Mightier Than the Sword
How Three Obscure Treaties Sanctioned the Enslavement of Millions and the Exploitation of Continents for More Than 400 Years
Description:... How can words on paper be more devastating than war? Why is there persistent inequality—racial, financial, structural? Why are things in our society the way they are?
Mightier Than the Sword: How Three Obscure Treaties Sanctioned the Enslavement of Millions and the Exploitation of Continents for More Than 400 Years offers a perspective on the roots of the inequality of today. Documents written hundreds of years ago embody the biases and power strategies of their time, but they still have a long reach through history. Atkin examines three treaties—the Treaty of Tordesillas, the Treaties of Nanking, and the Conference of Berlin— that granted permission, or the sanctioned rationale, to decree that annihilation and confiscation of property was legal and just on five continents.
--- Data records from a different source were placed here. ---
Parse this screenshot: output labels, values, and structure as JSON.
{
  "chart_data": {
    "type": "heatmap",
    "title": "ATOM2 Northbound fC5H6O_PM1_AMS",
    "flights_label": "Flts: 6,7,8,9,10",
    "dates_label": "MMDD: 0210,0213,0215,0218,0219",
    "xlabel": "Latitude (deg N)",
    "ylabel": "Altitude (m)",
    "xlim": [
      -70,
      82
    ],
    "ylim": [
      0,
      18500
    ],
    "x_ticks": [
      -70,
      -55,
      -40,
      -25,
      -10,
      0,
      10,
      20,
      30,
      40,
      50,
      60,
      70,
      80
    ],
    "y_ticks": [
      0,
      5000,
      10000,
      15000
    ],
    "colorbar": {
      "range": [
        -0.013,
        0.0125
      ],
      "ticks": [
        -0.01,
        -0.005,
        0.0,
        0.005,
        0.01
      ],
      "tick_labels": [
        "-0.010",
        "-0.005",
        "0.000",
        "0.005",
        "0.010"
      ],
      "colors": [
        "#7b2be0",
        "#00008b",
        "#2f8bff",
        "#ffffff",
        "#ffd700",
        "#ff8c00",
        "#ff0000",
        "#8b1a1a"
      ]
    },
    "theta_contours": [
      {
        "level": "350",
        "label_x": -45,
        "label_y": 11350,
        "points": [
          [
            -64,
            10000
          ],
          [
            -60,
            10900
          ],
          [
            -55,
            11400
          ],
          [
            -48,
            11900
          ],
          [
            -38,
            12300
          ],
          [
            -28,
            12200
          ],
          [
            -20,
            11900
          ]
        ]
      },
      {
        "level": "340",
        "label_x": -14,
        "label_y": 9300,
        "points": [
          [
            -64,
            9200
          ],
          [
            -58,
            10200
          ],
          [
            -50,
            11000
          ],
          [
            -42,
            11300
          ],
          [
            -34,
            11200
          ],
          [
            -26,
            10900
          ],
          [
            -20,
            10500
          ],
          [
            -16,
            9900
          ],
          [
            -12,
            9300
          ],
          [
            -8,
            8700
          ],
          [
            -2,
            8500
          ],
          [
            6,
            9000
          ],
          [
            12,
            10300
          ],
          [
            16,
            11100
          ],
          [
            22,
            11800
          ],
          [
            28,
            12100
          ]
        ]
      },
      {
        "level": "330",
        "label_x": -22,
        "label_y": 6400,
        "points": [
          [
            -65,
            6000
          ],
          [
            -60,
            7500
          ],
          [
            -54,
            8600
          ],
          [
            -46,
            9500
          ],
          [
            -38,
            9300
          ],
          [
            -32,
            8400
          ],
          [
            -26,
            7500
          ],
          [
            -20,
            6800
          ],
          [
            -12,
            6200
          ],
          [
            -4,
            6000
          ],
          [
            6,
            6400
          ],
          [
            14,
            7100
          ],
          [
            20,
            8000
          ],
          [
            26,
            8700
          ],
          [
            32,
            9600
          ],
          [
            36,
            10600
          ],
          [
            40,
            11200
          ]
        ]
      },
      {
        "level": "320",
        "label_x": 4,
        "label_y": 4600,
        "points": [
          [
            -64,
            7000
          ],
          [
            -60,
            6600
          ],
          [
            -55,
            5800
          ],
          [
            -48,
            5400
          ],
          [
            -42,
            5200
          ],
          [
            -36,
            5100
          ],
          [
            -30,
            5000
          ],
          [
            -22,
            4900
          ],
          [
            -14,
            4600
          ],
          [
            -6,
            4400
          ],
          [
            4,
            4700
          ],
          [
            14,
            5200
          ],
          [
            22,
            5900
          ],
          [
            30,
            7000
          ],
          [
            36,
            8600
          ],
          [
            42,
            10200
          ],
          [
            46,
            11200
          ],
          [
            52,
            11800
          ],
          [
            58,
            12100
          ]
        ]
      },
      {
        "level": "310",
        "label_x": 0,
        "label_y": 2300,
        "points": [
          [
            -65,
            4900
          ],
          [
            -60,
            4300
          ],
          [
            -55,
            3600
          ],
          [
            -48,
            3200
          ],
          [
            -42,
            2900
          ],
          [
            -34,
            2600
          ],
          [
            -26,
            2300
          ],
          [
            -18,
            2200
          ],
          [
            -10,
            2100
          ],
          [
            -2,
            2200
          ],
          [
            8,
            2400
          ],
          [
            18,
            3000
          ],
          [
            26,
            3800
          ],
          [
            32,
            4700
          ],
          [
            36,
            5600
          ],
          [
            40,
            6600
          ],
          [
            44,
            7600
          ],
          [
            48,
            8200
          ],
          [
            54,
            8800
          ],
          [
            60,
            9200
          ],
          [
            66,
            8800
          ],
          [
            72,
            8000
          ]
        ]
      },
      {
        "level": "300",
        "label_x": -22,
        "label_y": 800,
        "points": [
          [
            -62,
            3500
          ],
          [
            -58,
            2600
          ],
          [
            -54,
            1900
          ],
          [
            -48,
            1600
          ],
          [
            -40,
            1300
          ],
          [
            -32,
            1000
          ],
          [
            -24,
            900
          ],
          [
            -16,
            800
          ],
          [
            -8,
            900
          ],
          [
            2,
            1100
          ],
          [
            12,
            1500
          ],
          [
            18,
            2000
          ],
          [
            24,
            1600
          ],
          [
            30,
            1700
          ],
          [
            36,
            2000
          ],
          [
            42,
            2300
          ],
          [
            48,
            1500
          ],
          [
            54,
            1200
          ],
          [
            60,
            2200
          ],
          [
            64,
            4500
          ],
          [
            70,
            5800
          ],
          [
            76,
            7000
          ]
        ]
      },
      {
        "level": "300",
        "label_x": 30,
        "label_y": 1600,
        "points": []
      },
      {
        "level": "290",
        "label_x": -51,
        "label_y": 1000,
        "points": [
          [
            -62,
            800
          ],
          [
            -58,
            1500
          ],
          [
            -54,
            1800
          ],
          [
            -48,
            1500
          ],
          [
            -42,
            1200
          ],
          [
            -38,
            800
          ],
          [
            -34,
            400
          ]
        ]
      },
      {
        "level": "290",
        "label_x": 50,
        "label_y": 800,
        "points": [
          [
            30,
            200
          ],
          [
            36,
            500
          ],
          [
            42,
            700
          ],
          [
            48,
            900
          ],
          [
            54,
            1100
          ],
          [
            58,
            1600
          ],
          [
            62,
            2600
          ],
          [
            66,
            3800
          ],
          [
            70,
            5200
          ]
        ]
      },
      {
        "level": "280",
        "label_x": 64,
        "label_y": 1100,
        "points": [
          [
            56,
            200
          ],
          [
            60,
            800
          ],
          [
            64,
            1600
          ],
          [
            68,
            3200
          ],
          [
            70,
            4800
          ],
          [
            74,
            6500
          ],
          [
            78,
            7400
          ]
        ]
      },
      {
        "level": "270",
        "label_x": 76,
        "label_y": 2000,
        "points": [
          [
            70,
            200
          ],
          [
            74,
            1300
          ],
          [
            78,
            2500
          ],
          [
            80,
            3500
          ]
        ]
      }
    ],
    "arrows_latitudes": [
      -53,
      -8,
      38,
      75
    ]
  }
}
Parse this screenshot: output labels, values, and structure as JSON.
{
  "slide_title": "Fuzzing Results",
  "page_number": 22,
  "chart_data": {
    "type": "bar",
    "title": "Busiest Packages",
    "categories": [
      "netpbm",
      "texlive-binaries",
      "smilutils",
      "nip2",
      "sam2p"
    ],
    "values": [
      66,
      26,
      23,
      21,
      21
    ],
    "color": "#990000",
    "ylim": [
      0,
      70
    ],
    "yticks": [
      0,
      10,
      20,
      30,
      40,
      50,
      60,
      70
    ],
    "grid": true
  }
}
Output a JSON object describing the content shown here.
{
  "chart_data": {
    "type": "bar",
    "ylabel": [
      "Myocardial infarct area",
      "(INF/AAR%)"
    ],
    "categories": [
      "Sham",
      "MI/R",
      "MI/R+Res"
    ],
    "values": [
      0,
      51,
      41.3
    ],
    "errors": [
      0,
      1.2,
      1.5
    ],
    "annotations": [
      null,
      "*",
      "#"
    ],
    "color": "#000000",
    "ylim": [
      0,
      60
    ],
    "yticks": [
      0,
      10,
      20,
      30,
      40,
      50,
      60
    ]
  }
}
Atkin argues these written words continued to achieve their objectives and exercise power by influencing, among other things, the codification of Eurocentric International Law. Enhancing trade was (and remains) the claimed intent but inequality serves this objective. Land dispossession, slavery, and the subjugation of Indigenous peoples are repeated themes in history and are unfortunately still with us today.
This book will change how you understand today's events and the continuing influence of historic documents. This fresh perspective offers hope for real change in policy and the societies they shape.